Welcome to 70.3 Ironman David!! :) ...

Comment by Dr James Johnson on March 31, 2014 at 12:57pm

Hi David. Congratulation on the race. I'm wondering how you felt energy-wise throughout the race. That is, as healthy as juicing is...does it help build up enough glycogen stores to be able to race for several hours? Perhaps supplementing with the juicing instead of replacing meals with juices? Just a thought. I'm really interested in the nutritional side of endurance racing. Trying to figure it out myself. I completely bonked the run on the Bayshore 70.4 a few weeks ago, but had a really good run in Oceanside. The big difference was with fluids and calories not a big difference in fitness or taper. We learn from each race, I think. Recover soon!

Comment by David Ehl on March 31, 2014 at 11:25am

Holy Crap I am sore today, I slept 14 hours saturday night, 12 hours last night (normally 7 hours is stretching it)

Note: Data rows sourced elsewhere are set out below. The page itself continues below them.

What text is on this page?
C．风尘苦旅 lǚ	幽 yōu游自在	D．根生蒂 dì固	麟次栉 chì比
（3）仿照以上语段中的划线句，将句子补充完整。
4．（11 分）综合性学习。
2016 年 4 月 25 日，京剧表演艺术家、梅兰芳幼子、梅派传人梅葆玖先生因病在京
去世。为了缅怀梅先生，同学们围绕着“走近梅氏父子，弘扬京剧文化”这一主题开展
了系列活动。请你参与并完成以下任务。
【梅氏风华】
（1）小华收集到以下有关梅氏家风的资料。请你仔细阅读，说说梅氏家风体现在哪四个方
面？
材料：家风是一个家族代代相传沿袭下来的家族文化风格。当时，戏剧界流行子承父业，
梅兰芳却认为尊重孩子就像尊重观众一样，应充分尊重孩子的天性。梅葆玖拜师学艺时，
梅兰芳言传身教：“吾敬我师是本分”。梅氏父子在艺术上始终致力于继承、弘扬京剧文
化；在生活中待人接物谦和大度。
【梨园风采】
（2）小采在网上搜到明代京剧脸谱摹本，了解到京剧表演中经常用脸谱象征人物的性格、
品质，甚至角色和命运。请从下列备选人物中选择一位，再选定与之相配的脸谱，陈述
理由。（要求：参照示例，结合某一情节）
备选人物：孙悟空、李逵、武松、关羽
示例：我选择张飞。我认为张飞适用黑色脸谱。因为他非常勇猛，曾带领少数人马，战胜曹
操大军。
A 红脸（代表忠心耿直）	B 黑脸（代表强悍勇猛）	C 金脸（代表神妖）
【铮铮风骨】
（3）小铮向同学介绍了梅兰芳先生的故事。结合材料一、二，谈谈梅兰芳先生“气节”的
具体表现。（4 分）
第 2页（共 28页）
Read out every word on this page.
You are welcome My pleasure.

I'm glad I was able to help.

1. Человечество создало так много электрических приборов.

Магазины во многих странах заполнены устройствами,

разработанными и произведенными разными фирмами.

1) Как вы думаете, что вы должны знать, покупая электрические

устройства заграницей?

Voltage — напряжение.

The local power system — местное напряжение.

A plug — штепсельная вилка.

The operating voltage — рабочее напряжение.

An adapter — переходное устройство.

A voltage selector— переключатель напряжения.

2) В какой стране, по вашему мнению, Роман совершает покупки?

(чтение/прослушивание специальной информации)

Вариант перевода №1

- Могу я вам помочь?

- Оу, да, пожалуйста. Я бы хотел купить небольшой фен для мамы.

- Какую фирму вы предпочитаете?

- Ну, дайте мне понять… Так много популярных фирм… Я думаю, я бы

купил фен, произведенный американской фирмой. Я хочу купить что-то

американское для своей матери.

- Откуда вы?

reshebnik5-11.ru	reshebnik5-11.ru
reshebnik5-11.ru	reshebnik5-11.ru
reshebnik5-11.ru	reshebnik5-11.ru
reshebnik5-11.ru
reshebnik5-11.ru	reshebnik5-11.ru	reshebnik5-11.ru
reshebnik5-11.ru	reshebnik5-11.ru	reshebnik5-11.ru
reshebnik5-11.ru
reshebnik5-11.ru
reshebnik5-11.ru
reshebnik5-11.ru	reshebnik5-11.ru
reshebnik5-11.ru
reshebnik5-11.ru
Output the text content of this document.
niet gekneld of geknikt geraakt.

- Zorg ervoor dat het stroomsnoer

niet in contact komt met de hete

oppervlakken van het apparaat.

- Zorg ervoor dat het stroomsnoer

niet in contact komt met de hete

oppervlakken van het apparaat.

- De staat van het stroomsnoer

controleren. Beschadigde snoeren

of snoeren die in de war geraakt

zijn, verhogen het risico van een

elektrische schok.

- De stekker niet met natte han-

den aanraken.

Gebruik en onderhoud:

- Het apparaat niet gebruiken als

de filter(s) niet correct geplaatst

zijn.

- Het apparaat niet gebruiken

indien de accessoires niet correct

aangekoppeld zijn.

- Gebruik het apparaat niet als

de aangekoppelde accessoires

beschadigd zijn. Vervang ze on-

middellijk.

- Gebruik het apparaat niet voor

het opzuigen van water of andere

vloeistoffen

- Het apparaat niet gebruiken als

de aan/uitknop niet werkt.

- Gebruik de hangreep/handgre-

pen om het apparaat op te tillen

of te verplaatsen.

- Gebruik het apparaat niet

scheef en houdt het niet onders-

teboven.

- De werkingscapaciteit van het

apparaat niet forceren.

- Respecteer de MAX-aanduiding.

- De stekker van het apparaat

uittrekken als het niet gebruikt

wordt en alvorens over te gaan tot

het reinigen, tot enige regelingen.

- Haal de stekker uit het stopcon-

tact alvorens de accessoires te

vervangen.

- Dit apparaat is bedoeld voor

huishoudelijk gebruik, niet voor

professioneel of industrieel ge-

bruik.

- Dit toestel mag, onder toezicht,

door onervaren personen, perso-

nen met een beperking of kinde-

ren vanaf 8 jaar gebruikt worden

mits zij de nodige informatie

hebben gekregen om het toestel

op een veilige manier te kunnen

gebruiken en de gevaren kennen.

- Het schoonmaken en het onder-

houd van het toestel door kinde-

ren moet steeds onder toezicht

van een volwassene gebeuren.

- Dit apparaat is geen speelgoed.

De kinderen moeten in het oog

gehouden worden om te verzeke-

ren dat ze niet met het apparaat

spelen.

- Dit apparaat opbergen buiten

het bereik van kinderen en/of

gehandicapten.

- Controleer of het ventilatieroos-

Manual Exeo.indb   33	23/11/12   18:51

Comment by Amanda Barth on March 26, 2014 at 11:07am
Oh I totally have the MTWDs. I think the gorilla is done.

Comment by David Ehl on March 26, 2014 at 11:05am

Ive been juicing this past week and a half and feel great, Im just replacing 1-2 meals a day with a jillion green veggies. It restored my energy levels

Comment by Dr James Johnson on March 26, 2014 at 10:52am

Anyone else have the MTWD's? (Mid-Taper Wonder-Doubts). You feel OK, but not great. No pain, but not as much bounce in your step as you'd like? Is everyone going to be ready? Keep up the fluid intake. Replenish your glycogen storage. Trust your training. Go to bed early the next few nights. See you in Oceanside. Good luck.